A: Bitcoin is a form of digital currency. Created in 2009, it is the first example of a category of money or store of value referred to as Cryptocurrency.
Software developer Satoshi Nakamoto devised Bitcoin as an electronic payment system. The idea was to create a currency independent of any central authority. Unlike conventional currencies, Bitcoin is unique in that it is decentralised. No Government or Central Banks controls the Bitcoin network.
You buy Bitcoins either through Cryptocurrency exchanges or directly from others via Bitcoin marketplaces. Bitcoins can be traded by exchanging cash or other currencies, services or goods.
The Bitcoin system is peer-to-peer. Transactions can take place between users directly, without an intermediary. These transactions are verified by computer network nodes and recorded in a public distributed ledger called a ‘Blockchain’. The Blockchain transactions are verified and recorded by a network of nodes (or databases) on the internet. Because each node stores its own copy, there is no need for a trusted central authority (bank). Designed to work as a currency, bitcoin is touted as a low-cost medium of exchange with international currency transfers costing a fraction of what, say, a bank may charge.
To buy Bitcoins, you must first establish a Bitcoin “wallet”. As there is no physical currency, the value is stored electronically. The process of establishing a wallet in Australia is akin to opening a bank account and subject to conventional banking requirements verifying identity and the source of funds.
There is a range of exchanges that you can trade Bitcoins through but be aware they do not offer the same capital protection as banks.
There are a number of issues that Trustees of SMSF need to consider before investing in Bitcoins or any other Cryptocurrency.
Trustees need to review the SMSF Trust Deed to ensure that the SMSF is permitted to invest in Bitcoin under the fund rules.
The Investment strategy of the SMSF should specify investments that are permissible. In formulating an investment strategy, Trustees need to consider the risks in making, holding and realising any investment. They are obliged to consider the likely return, diversification, liquidity, costs and tax consequences as part of the investment strategy.
Bitcoin is not a conventional asset class like shares or property, so it may be worthwhile specifying “Crypto currencies” as a permissible investment asset in the Investment strategy.

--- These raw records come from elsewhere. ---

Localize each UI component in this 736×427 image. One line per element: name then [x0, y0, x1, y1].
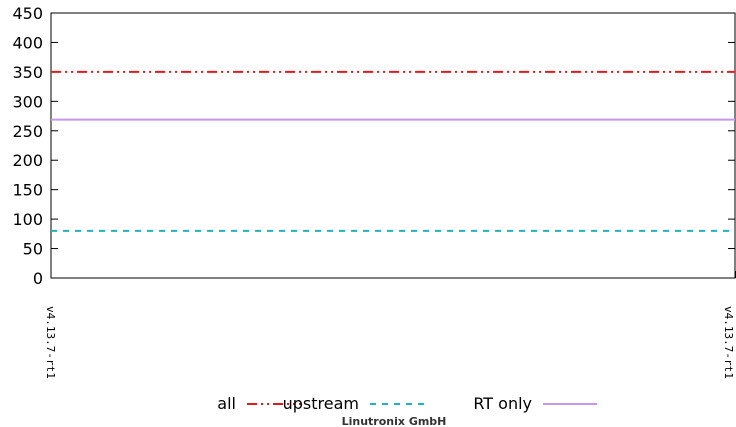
y-tick-label: 50 — [23, 240, 43, 259]
legend: all upstream RT only — [217, 394, 597, 413]
legend-label: RT only — [473, 394, 532, 413]
y-axis: 0 50 100 150 200 250 300 350 400 450 — [12, 4, 735, 288]
y-tick-label: 200 — [12, 151, 43, 170]
legend-label: upstream — [283, 394, 359, 413]
y-tick-label: 0 — [33, 269, 43, 288]
y-tick-label: 300 — [12, 92, 43, 111]
y-tick-label: 400 — [12, 33, 43, 52]
plot-border — [50, 12, 736, 279]
y-tick-label: 250 — [12, 122, 43, 141]
x-tick-label: v4.13.7-rt1 — [44, 306, 57, 379]
legend-label: all — [217, 394, 236, 413]
y-tick-label: 100 — [12, 210, 43, 229]
y-tick-label: 150 — [12, 181, 43, 200]
x-tick-label: v4.13.7-rt1 — [722, 306, 735, 379]
axes — [50, 12, 736, 279]
y-tick-label: 350 — [12, 63, 43, 82]
x-axis: v4.13.7-rt1 v4.13.7-rt1 — [44, 271, 736, 379]
y-tick-label: 450 — [12, 4, 43, 23]
credit-text: Linutronix GmbH — [342, 415, 447, 427]
series-lines — [51, 70, 735, 232]
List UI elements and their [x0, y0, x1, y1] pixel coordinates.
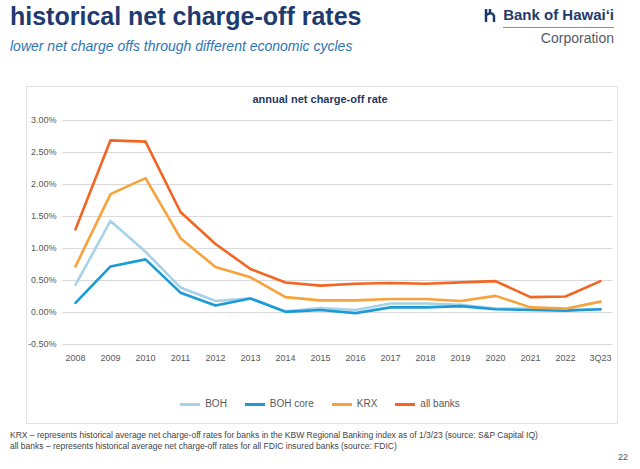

Trustees must exercise and demonstrate due care and diligence in relation to all investments made by the SMSF. The issue here is the risky nature of bitcoins as an investment. Would Bitcoin be considered a prudent SMSF investment for those approaching retirement age?
Assuming the Trustees determined that Bitcoin was appropriate as part of an Investment strategy, they may be able to argue that having a small allocation of the total fund’s assets invested in Bitcoin does not constitute a material risk for the fund and adds the potential to increase the fund’s overall investment performance.
When registering for the Bitcoin Wallet, the legal owner of the wallet must be the SMSF. The Trustees need to ensure that the SMSF has legal ownership of the Bitcoins purchased. The individual member of the SMSF must not have ownership or control of the SMSF Bitcoins at any time.
Bitcoin cannot be transferred as an “in-specie” transfer to the fund by a fund member, nor purchased from a member or a related party as it is not a listed security.
Whilst the Australian Taxation Office (ATO) has issued guidelines that profits derived from Bitcoin transactions are taxable and subject to Capital Gains tax rules, there have been no formal rulings or publications from the ATO in specific reference to Bitcoins and SMSF. However, SMSF Trustees are subject to the requirements to comply with the SIS Act and the requirements for investments to be permitted and eligible for a SMSF to invest in.